Jump to today and the New America of HOA-Lands. Translate the experimenter as the HOA attorney or dictatorial HOA president or manager; the students as the homeowners; and the teachers as the go along board, ACC and the non-dictator presidents. These “go alongs” act on the “advice”, instructions or urgings of the above authority figures, the “experimenters.”
It is important for advocates to know that, “Later experiments conducted by Milgram indicated that the presence of rebellious peers dramatically reduced obedience levels. When other people refused to go along with the experimenters orders, 36 out of 40 participants refused to deliver the maximum shocks.”
That’s a resounding,
STAND UP AND FIGHT FOR YOUR RIGHTS! SPEAK OUT! CREATE REFORM GROUPS!
2 thoughts on “Before the HOA Syndrome there was The Milgram Experiment”
I never heard about that follow-up experiment where participants were much more likely to disobey (ie, do the right thing) if they saw others disobey. Pretty interesting, but not at all surprising, unfortunately.
With so many HOA members suffering from ‘HOA Passivity Syndrome,’ in Judith’s phrase, an aggrieved unit owner can’t count on his neighbors to do the right thing and stand up against an abusive HOA board.
The only practical way to level the playing field between the all-powerful board and the lowly unit owner is through serious condo law reform enacted by the states, as you advocate. But I’ve done a little research on the matter, and I frankly don’t see it happening anytime soon.
‘HOA Syndrome’, undoubtedly a valid condition, describes the victims of an HOA attacks.

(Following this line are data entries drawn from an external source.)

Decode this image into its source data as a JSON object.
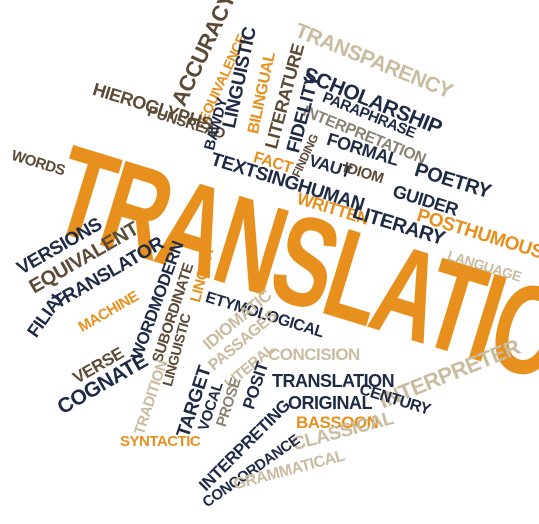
{
  "colors": {
    "orange": "#e8901d",
    "navy": "#1f2a44",
    "brown": "#5b4a36",
    "tan": "#c9bc9f",
    "grey": "#8a8475"
  },
  "words": {
    "main": "TRANSLATION",
    "transparency": "TRANSPARENCY",
    "scholarship": "SCHOLARSHIP",
    "paraphrase": "PARAPHRASE",
    "interpretation": "INTERPRETATION",
    "accuracy": "ACCURACY",
    "equivalence": "EQUIVALENCE",
    "linguistic": "LINGUISTIC",
    "bilingual": "BILINGUAL",
    "literature": "LITERATURE",
    "fidelity": "FIDELITY",
    "hieroglyphs": "HIEROGLYPHS",
    "punsread": "PUNSREAD",
    "bawdy": "BAWDY",
    "words": "WORDS",
    "fact": "FACT",
    "finding": "FINDING",
    "formal": "FORMAL",
    "textsinghuman": "TEXTSINGHUMAN",
    "vaut": "VAUT",
    "idiom": "IDIOM",
    "poetry": "POETRY",
    "guider": "GUIDER",
    "written": "WRITTEN",
    "literary": "LITERARY",
    "posthumous": "POSTHUMOUS",
    "language": "LANGUAGE",
    "versions": "VERSIONS",
    "equivalent": "EQUIVALENT",
    "translator": "TRANSLATOR",
    "machine": "MACHINE",
    "filial": "FILIAL",
    "wordmodern": "WORDMODERN",
    "subordinate": "SUBORDINATE",
    "linguistic_small": "LINGUISTIC",
    "lingua": "LINGUA",
    "etymological": "ETYMOLOGICAL",
    "idiomatic": "IDIOMATIC",
    "passages": "PASSAGES",
    "literal": "LITERAL",
    "concision": "CONCISION",
    "interpreter": "INTERPRETER",
    "verse": "VERSE",
    "cognate": "COGNATE",
    "tradition": "TRADITION",
    "target": "TARGET",
    "vocal": "VOCAL",
    "prose": "PROSE",
    "posit": "POSIT",
    "translation_small": "TRANSLATION",
    "original": "ORIGINAL",
    "century": "CENTURY",
    "bassoon": "BASSOON",
    "classical": "CLASSICAL",
    "syntactic": "SYNTACTIC",
    "interpreting": "INTERPRETING",
    "concordance": "CONCORDANCE",
    "grammatical": "GRAMMATICAL"
  }
}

Since there are an estimated 27 million plus Americans living in enforced deed-restricted ‘communities’, I think the perpetrators of the Syndrome and the passive ‘aiders and abettors’ should be defined specifically too.
My suggestion is ‘HOA Specific Personality Disorder’ -describing the prime perpetrators of what really amount to be a medly of hate crimes against their neighbors. Those who because of a unique opportunity to attain a local, unregulated dictatorial level of power, highly disproportionate to the norm for our country and for their individual skill and education levels, use the opportunity to fulfill their fantasies of grandiosity and absolute power. They successfully suppress their ‘common sense’ and morals and rely on the most twisted and narrow interpretation of ‘the rules’ in order to sow scorn, abuse and hate upon their neighbors. While insisting that they are the ‘normal’ ones and their hapless victims are just ‘disgruntled’ homeowners who will not follow their rules.
And perhaps also ‘HOA Passivity Syndrome’: Those who aid and abet by actively ignoring the chaos and maintaining absolute silence while their neighbors are abused. In false hope that this will make them immune to the same victimization or at least insure that it doesn’t happen to them at the same level.
A false hope, as ‘regular’ Germans found out in WWII, since it was eventually their sons and husbands who were ultimately sacrificed for cause after cause, including a war that most had no interest in pursuing. But by virtue of early pathologic passivity and refusing to address the ethical or practical issues, they ultimately made themselves as guilty as the original sadistic perpetrators.